Di fondo, sono una persona allegra. Chi mi gira intorno sa che tendo a sentirmi entusiasta della vita e a buttare tutto sul ridere. Non solo per una fortunata combinazione chimica, ma grazie a una mia precisa volontà. Perché sono anche una persona razionale, molto. Io voglio, e devo, onorare il culo di essere venuta al mondo sana in un ambiente economicamente e culturalmente privilegiato. Cercare di dare sempre il massimo, diffondere serenità e praticare gentilezza, combattere a testa alta per i principi in cui credo e non dare per scontato nessun giorno su questa terra, mi pare il minimo.

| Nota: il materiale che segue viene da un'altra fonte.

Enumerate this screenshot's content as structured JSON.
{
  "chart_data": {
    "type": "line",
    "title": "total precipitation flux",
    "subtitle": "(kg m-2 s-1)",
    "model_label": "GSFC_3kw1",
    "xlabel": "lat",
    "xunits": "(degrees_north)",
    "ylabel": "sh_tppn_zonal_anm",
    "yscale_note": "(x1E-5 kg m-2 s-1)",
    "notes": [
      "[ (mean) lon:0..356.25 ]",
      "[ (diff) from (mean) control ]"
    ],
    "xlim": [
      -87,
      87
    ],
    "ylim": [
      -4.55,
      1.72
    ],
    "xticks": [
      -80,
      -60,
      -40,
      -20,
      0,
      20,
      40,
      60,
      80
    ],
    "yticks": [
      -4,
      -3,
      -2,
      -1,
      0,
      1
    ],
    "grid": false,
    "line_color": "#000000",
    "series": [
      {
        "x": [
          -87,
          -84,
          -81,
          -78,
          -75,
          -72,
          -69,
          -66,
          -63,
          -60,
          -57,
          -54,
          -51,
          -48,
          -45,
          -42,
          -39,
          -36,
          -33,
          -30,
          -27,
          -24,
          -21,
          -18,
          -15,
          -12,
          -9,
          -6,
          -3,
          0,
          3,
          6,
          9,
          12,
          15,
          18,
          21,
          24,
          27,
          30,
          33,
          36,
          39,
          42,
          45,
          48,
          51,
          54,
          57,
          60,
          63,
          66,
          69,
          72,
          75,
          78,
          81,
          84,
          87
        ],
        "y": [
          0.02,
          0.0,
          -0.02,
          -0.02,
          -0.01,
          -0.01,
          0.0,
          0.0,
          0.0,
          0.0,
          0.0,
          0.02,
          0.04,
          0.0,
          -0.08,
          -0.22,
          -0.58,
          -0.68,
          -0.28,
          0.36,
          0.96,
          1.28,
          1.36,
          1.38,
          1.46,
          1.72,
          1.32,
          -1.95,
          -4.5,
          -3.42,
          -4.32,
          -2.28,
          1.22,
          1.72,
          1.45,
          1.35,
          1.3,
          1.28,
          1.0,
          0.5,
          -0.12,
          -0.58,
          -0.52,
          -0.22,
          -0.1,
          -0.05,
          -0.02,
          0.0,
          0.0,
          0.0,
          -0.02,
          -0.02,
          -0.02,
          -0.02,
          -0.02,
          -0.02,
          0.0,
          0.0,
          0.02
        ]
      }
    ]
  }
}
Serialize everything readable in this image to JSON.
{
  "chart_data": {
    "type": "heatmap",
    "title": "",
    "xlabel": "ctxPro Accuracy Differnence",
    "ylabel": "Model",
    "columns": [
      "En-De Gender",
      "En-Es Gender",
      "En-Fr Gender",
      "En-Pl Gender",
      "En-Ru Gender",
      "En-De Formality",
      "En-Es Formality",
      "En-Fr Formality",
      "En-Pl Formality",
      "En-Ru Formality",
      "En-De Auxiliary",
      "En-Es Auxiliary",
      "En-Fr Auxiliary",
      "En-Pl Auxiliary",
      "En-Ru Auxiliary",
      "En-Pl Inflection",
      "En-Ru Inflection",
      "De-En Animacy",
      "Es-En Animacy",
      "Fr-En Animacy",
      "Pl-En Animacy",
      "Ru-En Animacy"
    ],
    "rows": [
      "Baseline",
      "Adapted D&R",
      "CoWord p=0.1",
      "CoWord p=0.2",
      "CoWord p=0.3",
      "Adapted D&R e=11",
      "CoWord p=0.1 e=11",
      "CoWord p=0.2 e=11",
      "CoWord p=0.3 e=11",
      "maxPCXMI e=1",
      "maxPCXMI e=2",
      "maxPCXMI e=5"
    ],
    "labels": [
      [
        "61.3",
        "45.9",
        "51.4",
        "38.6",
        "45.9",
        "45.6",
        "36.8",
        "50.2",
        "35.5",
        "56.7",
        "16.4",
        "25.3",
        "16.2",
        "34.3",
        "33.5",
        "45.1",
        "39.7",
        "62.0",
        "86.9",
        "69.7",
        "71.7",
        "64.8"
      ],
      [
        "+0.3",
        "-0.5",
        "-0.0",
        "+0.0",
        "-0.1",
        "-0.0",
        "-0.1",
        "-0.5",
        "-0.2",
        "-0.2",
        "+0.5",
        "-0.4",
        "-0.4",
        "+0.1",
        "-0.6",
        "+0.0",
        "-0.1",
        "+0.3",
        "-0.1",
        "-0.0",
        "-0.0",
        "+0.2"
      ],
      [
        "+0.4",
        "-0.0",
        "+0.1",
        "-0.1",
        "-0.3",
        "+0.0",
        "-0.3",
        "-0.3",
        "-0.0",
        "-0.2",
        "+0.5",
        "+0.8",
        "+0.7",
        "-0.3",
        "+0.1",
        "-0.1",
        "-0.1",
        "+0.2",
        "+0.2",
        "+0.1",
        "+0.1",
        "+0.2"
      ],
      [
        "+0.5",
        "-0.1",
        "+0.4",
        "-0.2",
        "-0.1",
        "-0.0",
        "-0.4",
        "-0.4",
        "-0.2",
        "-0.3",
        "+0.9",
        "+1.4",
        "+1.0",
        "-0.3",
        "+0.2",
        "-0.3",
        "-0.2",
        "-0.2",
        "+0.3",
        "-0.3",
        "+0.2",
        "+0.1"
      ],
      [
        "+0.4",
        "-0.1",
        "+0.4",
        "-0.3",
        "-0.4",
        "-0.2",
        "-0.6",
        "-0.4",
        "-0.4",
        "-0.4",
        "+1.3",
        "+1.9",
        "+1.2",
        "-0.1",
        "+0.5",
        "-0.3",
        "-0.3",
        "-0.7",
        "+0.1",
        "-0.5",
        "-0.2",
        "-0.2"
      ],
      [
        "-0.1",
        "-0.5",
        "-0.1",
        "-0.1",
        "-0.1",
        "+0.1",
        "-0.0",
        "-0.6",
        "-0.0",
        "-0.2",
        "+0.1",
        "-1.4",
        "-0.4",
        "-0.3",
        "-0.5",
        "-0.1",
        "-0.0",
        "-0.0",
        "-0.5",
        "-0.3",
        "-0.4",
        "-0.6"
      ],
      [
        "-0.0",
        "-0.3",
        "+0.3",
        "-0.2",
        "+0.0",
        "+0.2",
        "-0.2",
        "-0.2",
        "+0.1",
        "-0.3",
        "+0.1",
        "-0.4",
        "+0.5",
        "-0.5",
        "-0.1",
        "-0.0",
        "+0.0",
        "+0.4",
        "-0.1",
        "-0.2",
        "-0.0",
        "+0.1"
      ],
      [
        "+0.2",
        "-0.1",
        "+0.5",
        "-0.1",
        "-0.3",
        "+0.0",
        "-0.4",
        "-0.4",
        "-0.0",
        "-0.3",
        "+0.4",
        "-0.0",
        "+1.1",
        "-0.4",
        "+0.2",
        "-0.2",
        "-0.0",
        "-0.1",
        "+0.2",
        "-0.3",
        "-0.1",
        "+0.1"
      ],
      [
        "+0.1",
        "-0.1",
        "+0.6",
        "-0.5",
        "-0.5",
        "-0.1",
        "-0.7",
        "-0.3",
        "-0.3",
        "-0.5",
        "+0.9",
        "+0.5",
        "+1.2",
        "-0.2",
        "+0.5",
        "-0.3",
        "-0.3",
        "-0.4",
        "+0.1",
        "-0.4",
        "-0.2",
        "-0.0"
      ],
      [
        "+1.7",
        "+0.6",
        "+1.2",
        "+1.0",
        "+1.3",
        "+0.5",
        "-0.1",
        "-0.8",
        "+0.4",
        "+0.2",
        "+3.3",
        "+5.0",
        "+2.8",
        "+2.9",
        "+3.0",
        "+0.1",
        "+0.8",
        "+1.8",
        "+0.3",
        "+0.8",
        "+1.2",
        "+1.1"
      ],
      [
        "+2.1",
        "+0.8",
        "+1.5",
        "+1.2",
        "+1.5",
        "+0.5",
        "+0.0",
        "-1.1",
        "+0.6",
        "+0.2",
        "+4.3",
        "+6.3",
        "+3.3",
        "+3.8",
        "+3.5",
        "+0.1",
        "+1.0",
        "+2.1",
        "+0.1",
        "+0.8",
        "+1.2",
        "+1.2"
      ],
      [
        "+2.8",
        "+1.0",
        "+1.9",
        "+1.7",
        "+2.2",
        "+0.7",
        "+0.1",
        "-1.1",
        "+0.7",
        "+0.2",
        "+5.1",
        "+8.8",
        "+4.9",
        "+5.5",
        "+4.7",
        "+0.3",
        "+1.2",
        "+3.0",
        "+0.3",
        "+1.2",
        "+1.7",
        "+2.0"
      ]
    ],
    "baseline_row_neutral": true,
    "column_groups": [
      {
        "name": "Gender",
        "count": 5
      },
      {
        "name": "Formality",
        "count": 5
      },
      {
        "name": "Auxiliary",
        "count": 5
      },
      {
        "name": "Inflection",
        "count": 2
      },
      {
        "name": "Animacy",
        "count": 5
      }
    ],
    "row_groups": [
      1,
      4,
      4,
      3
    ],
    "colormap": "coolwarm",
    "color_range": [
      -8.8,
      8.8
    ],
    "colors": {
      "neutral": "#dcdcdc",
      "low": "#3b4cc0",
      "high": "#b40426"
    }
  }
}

Ma, gratitudine a parte, vivo anche percependo una latente delusione. In grande scala: prevaricazioni, ingiustizie odiose, violenze feroci e diffusa indifferenza. Nel quotidiano: costanti incomprensioni. Mancate connessioni. Soffro di una solitudine atavica che cerco di non far pesare a nessuno, ma che scava in me profondissimi solchi. C’è di più. Nel mio piccolo, ogni tanto compare anche, lo confesso, un’insoddisfazione meschina. Un senso di mancato riconoscimento per le cose che faccio (scrittura e pittura) e per la donna che sono. Il sentirmi sottovalutata o data per scontata. Non vista. Mai scelta.
Nonostante i miei sforzi incessanti, che cosa mi renda così stonata, e non di rado sgradita, al resto dell’universo, io non l’ho mai capito. Il troppo chiasso? I troppi colori? Più probabilmente, qualche evidente trauma e rigidità che, è bene saperlo, sono impossibilitata a rimuovere. O magari, più semplicemente, il resto dell’universo è solo troppo occupato a pensare ai cazzi suoi per stare dietro anche ai miei. E giustamente, direi.
Quindi nulla, come non detto, procediamo tutti come sempre: sorridenti e pimpanti verso il 2026!